Porque são possíveis tantas posturas? A ideia de uma cesta de ovos filosóficos é inspirada em Derrida, para quem o filósofo é alguém cuja essencialidade consiste em interrogar-se sobre a própria filosofia. Já que cada um pode escolher sua postura, segue-se uma pluralidade delas e diante dessa quantidade de “atitudes” devemos concluir ou ficar sabendo que não há univocidade, para além do “espaço comum” do “olhar agudo” e suas variantes. Há claramente um “non sequitur” aqui. Não se segue do fato de que existem muitas metodologias, correntes e escolas, que não há consenso ou univocidade sobre características comuns. Cerletti responde a essa objeção com o conceito de “olhar” e suas variantes, como já indiquei acima. Parece ser a jogada que nos resta nesse ponto difícil. Devemos jogar a toalha aqui e aceitar a solução proposta por Cerletti, a saber, que o refúgio para identidade da filosofia seja esse espaço comum da dúvida radical, do olhar agudo, da atitude crítica, etc? Estou convencido de que não. Mais do que isso, creio que a posição de Cerletti – que de resto me parece ser a dominante nos estudos sobre “filosofia e ensino de filosofia” entre nós – nos conduz a certas dificuldades para as quais, nos moldes de sua reflexão – não temos boas saídas.
As primeiras dificuldades ficam implícitas no que apresentei e não me ocuparei delas: centramento na história da filosofia e vagueza conceitual do “olhar”. Tratei desses pontos em Ensino de Filosofia e Currículo e remeto o leitor para o livro.
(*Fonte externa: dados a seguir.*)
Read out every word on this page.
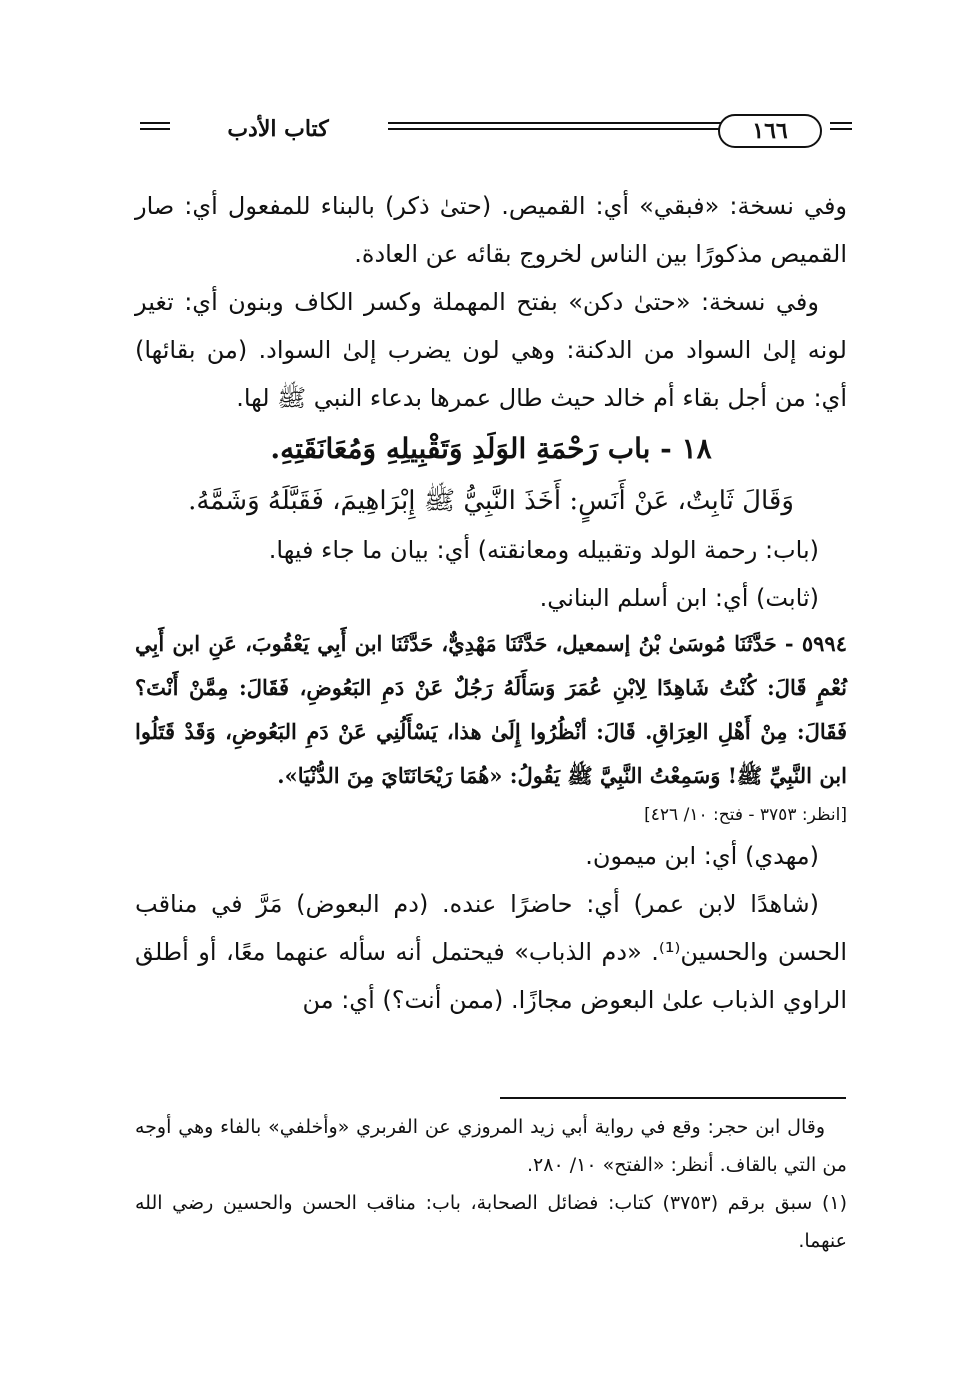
كتاب الأدب	١٦٦

وفي نسخة: «فبقي» أي: القميص. (حتىٰ ذكر) بالبناء للمفعول أي: صار القميص مذكورًا بين الناس لخروج بقائه عن العادة.

وفي نسخة: «حتىٰ دكن» بفتح المهملة وكسر الكاف وبنون أي: تغير لونه إلىٰ السواد من الدكنة: وهي لون يضرب إلىٰ السواد. (من بقائها) أي: من أجل بقاء أم خالد حيث طال عمرها بدعاء النبي ﷺ لها.

١٨ - باب رَحْمَةِ الوَلَدِ وَتَقْبِيلِهِ وَمُعَانَقَتِهِ.

وَقَالَ ثَابِتٌ، عَنْ أَنَسٍ: أَخَذَ النَّبِيُّ ﷺ إِبْرَاهِيمَ، فَقَبَّلَهُ وَشَمَّهُ.

(باب: رحمة الولد وتقبيله ومعانقته) أي: بيان ما جاء فيها.

(ثابت) أي: ابن أسلم البناني.

٥٩٩٤ - حَدَّثَنَا مُوسَىٰ بْنُ إسمعيل، حَدَّثَنَا مَهْدِيٌّ، حَدَّثَنَا ابن أَبِي يَعْقُوبَ، عَنِ ابن أَبِي نُعْمٍ قَالَ: كُنْتُ شَاهِدًا لِابْنِ عُمَرَ وَسَأَلَهُ رَجُلٌ عَنْ دَمِ البَعُوضِ، فَقَالَ: مِمَّنْ أَنْتَ؟ فَقَالَ: مِنْ أَهْلِ العِرَاقِ. قَالَ: أنْظُرُوا إِلَىٰ هذا، يَسْأَلُنِي عَنْ دَمِ البَعُوضِ، وَقَدْ قَتَلُوا ابن النَّبِيِّ ﷺ! وَسَمِعْتُ النَّبِيَّ ﷺ يَقُولُ: «هُمَا رَيْحَانَتَايَ مِنَ الدُّنْيَا».

[انظر: ٣٧٥٣ - فتح: ١٠/ ٤٢٦]

(مهدي) أي: ابن ميمون.

(شاهدًا لابن عمر) أي: حاضرًا عنده. (دم البعوض) مَرَّ في مناقب الحسن والحسين⁽¹⁾. «دم الذباب» فيحتمل أنه سأله عنهما معًا، أو أطلق الراوي الذباب علىٰ البعوض مجازًا. (ممن أنت؟) أي: من

وقال ابن حجر: وقع في رواية أبي زيد المروزي عن الفربري «وأخلفي» بالفاء وهي أوجه من التي بالقاف. أنظر: «الفتح» ١٠/ ٢٨٠.

(١) سبق برقم (٣٧٥٣) كتاب: فضائل الصحابة، باب: مناقب الحسن والحسين رضي الله عنهما.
A dificuldade que me interessa deriva do fato de Cerletti deixar sem tratamento algum um tema de crescente interesse: como podemos dar conta de uma identidade mais abrangente (isto é, menos eurocêntrica) para a filosofia? Como podemos responder para nossos alunos sobre a existência ou não de filosofia na Índia, na China, na África, já que nossas listas são sempre de nomes que começam em grego? O pensamento oriental não é filosófico? Se sim, porque não tratamos dele? Seria apenas o nosso eurocentrismo que nomeia Tales e Sócrates como pais fundadores da filosofia? Cerletti escreve que
“Ao fim e ao cabo, não é outra coisa senão a incômoda insistência do velho Sócrates em perfurar as afirmações até faze-las cambalear (…)”
Bastaria um risco no papel para resolver o problema, escrever, por exemplo, “Confúcio” na lista? Ou isso confundiria tudo? Temos no Brasil de hoje muita pressão, por exemplo, para incluir na agenda a discussão sobre filosofia africana. Devemos, mais uma vez, comer o mingau pela beirada e falar apenas em “pensamento”, varrendo para baixo do tapete essas questões? “Filosofia grega”, “pensamento africano” e seguimos?
Gostei muito do livro de Cerletti. Ele tem o grande mérito de ter formulado claramente um dos maiores temas do ensino de filosofia. Mas isso não pode ser tudo. Ou é?